The ground was not as muddy as I had feared. In many places, what looked like soggy ground turned out to be still frozen. There were patches of grainy old snow here and there. The small lakes were all fully iced over, but the larger ones had open water.

I heard a black grouse sing. I didn’t know what it was; I don’t think I’ve ever heard one before. I walked closer, hoping to get a look, but it took flight. I got enough of a glimpse to see that it was like a large dark hen, which means it was some kind of grouse. Google and Fågelsång.se helped me figure out which one.

This is the inside of a hollow dead oak.


Mello is Melodifestivalen, a Swedish song competition where the winner gets to represent Sweden in the Eurovision song contest. Ingrid used to be a fan but has outgrown it, while Adrian still cares.

I wouldn’t say I hate it, and in these pandemic times I can’t even say I have better thing to do with my Saturday evenings, but I don’t much enjoy it either. But Adrian really wants company – watching TV on his own is just no fun – so I sit there and knit and follow the competition just enough so I can converse with him.

Today was the finals, which Adrian celebrated a Mello-pink donut. (The previous, less important shows only merited pink Mello smoothies and sometimes just fruit snacks.)


Adrian’s favourite breakfast is a cherry tomato omelette. I make one for him and me almost every weekend. Eric is not that fond of eggs for breakfast, and Ingrid we rarely even see before 11 on weekends, so it’s just Adrian and me.

I’ve never quite gotten the hang of proper French omelettes, which you are supposed to keep stirring all the time. When I do that, I end up with scrambled eggs… which we also love, but not when we want an omelette. The fact that our omelettes are made of at least 5 eggs probably doesn’t help. My omelettes are more like the Spanish and Italian ones: thick fluffy ones, filled with stuff, slowly cooked under a lid. But with tomatoes instead of potatoes.

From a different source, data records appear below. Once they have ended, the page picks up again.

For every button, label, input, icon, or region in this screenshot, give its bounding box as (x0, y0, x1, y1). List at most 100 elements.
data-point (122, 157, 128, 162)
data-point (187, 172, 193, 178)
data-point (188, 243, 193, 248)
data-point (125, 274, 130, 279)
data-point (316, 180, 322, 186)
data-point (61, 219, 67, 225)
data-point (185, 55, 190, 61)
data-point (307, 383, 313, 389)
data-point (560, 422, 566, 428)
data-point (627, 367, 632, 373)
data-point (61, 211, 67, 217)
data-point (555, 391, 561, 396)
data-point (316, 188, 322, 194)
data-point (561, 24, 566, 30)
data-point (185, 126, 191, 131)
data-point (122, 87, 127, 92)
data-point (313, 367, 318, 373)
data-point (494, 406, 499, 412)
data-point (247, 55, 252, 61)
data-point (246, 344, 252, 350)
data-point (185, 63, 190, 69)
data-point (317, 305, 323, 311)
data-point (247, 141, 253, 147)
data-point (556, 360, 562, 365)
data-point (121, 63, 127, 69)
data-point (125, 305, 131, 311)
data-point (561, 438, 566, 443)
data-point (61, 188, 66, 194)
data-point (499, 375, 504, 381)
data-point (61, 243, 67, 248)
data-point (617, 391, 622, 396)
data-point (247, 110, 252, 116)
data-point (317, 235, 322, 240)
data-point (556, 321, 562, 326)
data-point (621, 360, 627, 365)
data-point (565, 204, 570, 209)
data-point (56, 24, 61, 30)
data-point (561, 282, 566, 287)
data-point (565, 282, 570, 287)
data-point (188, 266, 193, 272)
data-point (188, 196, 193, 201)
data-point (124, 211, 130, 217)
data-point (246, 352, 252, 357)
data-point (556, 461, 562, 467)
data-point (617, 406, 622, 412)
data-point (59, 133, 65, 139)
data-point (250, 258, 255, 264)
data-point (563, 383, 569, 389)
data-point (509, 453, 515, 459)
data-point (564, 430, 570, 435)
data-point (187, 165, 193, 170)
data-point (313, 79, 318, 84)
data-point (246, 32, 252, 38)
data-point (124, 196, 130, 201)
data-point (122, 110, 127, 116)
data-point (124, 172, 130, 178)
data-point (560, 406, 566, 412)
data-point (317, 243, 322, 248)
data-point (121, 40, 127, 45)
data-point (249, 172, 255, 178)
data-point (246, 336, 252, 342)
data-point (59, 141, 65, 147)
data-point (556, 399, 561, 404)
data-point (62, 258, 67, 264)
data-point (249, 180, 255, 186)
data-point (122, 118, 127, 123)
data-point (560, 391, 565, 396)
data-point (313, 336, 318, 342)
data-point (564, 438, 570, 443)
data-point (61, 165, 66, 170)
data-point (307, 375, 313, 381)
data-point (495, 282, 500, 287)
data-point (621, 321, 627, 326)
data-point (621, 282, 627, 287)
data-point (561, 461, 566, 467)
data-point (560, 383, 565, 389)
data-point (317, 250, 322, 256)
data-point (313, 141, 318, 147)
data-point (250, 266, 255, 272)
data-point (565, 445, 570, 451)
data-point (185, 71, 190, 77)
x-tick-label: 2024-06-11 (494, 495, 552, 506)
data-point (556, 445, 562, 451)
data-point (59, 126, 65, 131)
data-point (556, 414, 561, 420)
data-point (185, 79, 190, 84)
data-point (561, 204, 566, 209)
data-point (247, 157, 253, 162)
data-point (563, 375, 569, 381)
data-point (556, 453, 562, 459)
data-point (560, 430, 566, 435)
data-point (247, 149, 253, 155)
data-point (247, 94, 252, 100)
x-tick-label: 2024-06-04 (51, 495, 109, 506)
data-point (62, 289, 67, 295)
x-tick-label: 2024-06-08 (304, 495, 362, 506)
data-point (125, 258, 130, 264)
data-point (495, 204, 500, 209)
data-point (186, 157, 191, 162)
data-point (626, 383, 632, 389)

Cherry tomatoes are on the “must always have at home” list only because of these omelettes.


The weather is abominable. Winds are howling around the house, sleet is being whipped around and drips down the windows. The air vents in the bathrooms clatter in the wind. The dead Christmas tree that we put outside on the deck after Christmas (because we’re lazy, and we were going to chop it into pieces in the spring when the weather is nicer, and also because it actually looked somewhat decorative at a distance) has blown down twice, and then we gave up righting it and let it lie. I’m glad I don’t need to go outside.


I made no forward progress on the cardigan today because all the time I spent on knitting today went towards fixing an earlier mistake. The lacy pattern has cables, and three pattern repeats ago I twisted half the cables the wrong way. Not a big deal, and it probably wouldn’t even be visible – but if I don’t fix this, I’ll be confused each time I come to the cables, because I won’t be sure which ones are the correct ones.

Fortunately the pattern is made up of rectangular blocks that don’t interfere with each other. I could unravel a vertical column, four stitches wide, fix it, and repeat the process for the other wrongly-twisted cables.

Eric already jokes that half the work of knitting cardigans is about ripping up and starting over. Indeed. Perhaps I should try to do with cardigans as I do with socks: decide on a base pattern and only make minor modifications in it. I would certainly be more productive that way.


My reason knows that it is not sensible to expect a few warm days in early March to mean that spring is here. But I still hoped, when I saw the first flowers. And now we’re back in snow and wind and cold.